Nesse ambiente, é fácil que proliferem simplificações e até mesmo deturpações de ideias que mereceriam mais reflexão. Aqui nos interessa mais de perto a questão da língua, tema de muita prosa nas redes.

Do ponto de vista da linguística, que é uma ciência cujo objeto de estudo é a língua, não há construções certas e erradas. O erro seria apenas aquilo que é agramatical, portanto ininteligível (por exemplo, em vez de “O menino saiu da sala”, dizer “Menino o sala da saiu”).

Dessa forma, quem se propuser a discutir a língua do ponto de vista da linguística não terá como dizer, ao fim e ao cabo, que uma forma é certa e outra é errada nem que uma deve existir e outra não deve. Afinal, quem decide o que deve ou não deve existir são os falantes da língua, não os estudiosos, aos quais cabe compreender o fenômeno, que é social, histórico, psíquico, artístico, enfim, cultural, portanto sujeito a um complexo sistema de forças, entre as quais está a tradição.

Um linguista dizer como se deve falar equivale a um antropólogo dizer que um costume é melhor ou mais adequado que outro. Não basta, portanto, dizer que a língua muda, que não existe erro (fora da agramaticalidade) e, em seguida, decretar que um uso é melhor que outro ou que um deve ser extinto em favor de outro por qualquer que seja o motivo.

Os usos linguísticos estão inseridos nos costumes. As pessoas aprendem a língua materna nas suas famílias e nas comunidades onde vivem, daí adquirirem o registro próprio de seu local de origem. Num ambiente democrático, respeitam-se todos os registros como se respeitam, por exemplo, todas as religiões, etnias e orientações sexuais.

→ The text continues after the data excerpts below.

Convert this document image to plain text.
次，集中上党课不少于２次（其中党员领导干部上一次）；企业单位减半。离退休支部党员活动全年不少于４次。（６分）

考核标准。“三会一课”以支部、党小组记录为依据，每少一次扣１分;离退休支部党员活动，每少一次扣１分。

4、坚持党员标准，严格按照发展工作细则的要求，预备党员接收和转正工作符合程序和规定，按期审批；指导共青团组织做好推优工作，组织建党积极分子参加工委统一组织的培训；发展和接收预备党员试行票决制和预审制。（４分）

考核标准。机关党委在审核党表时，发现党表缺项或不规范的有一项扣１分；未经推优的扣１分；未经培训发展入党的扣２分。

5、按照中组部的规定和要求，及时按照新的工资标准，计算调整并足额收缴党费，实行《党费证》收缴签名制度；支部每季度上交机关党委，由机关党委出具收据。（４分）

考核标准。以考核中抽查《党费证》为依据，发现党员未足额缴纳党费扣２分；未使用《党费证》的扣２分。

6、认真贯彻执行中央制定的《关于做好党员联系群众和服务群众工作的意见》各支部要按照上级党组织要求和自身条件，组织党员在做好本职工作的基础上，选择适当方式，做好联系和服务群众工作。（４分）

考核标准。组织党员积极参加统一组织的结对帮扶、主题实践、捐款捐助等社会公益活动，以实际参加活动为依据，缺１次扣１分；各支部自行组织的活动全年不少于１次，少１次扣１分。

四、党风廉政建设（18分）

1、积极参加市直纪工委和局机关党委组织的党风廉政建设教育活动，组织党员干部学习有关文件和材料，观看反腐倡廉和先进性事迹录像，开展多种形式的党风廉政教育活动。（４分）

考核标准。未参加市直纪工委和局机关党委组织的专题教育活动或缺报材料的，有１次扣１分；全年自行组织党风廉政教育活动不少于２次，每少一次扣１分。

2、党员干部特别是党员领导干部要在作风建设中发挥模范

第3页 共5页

É fato, porém, que, sendo um produto daqueles que a falam e daqueles que a falaram no decorrer da história e a transmitiram, oralmente ou por escrito, a língua se insere numa tradição. Ainda que o processo de mudança seja natural e atenda às transformações da sociedade, o diálogo com a tradição permanece, como, de resto, acontece com os costumes e instituições.

Não há como exigir dos falantes em geral que, de saída, tenham atitude de cientistas. A reflexão leiga tende a ser “conservadora” – no exato sentido do termo, o de “conservar” – exatamente porque as pessoas defendem aquilo que receberam naturalmente pela via da tradição (tanto a oral como a escrita, esta reforçada na escola).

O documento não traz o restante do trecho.